What is the difference between run and script_file?
Both fields live on RunCommandArgs in crates/terminator-mcp-agent/src/utils.rs at line 963. run is inline source code as a string. script_file is a path to a file on disk. Exactly one of the two must be provided. When script_file is used, the resolver tries scripts_base_path first, then the workflow directory, then the path as-is. Reading the file fails fast with a clear error and the list of resolution attempts. This is the part that lets a workflow author keep larger scripts on disk under version control and reference them by name from a YAML, instead of stuffing 200 lines of TypeScript into a YAML string.
Does the script have access to environment variables?
Yes, two ways.
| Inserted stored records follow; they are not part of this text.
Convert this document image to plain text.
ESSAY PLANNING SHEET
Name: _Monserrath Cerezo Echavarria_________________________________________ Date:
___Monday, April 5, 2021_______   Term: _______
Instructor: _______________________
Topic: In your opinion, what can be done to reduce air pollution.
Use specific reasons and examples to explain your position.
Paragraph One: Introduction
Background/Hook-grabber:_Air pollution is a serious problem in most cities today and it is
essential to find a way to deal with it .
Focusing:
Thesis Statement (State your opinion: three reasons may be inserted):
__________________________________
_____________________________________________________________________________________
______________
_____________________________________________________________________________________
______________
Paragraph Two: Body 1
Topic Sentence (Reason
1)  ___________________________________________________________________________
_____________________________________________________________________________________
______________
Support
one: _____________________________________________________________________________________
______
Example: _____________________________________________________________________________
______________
The env field on RunCommandArgs accepts a JSON object that the runtime injects into the script. JSON strings inside that object are auto-parsed back into objects or arrays so a value like '[1,2,3]' arrives as an actual array, not a string you have to JSON.parse yourself. Variables also become bare identifiers in JavaScript and Python; you do not need an env. prefix. On top of that, regular process environment variables (PATH, USERPROFILE, all the rest) are inherited the way any spawned process inherits them.
What gets returned from a script step?
The wrapper writes a sentinel-bracketed result to stdout: __RESULT__<json>__END__ on success, __ERROR__<json>__END__ on failure. The MCP server parses that envelope, extracts the structured value, and packages it back as the tool result alongside captured logs (stdout and stderr). If include_logs is true (default) those logs ride along, and on errors they are always included regardless of the flag. include_monitor_screenshots adds a base64 screenshot of every monitor at the end, useful for the LLM to see what the script left on screen.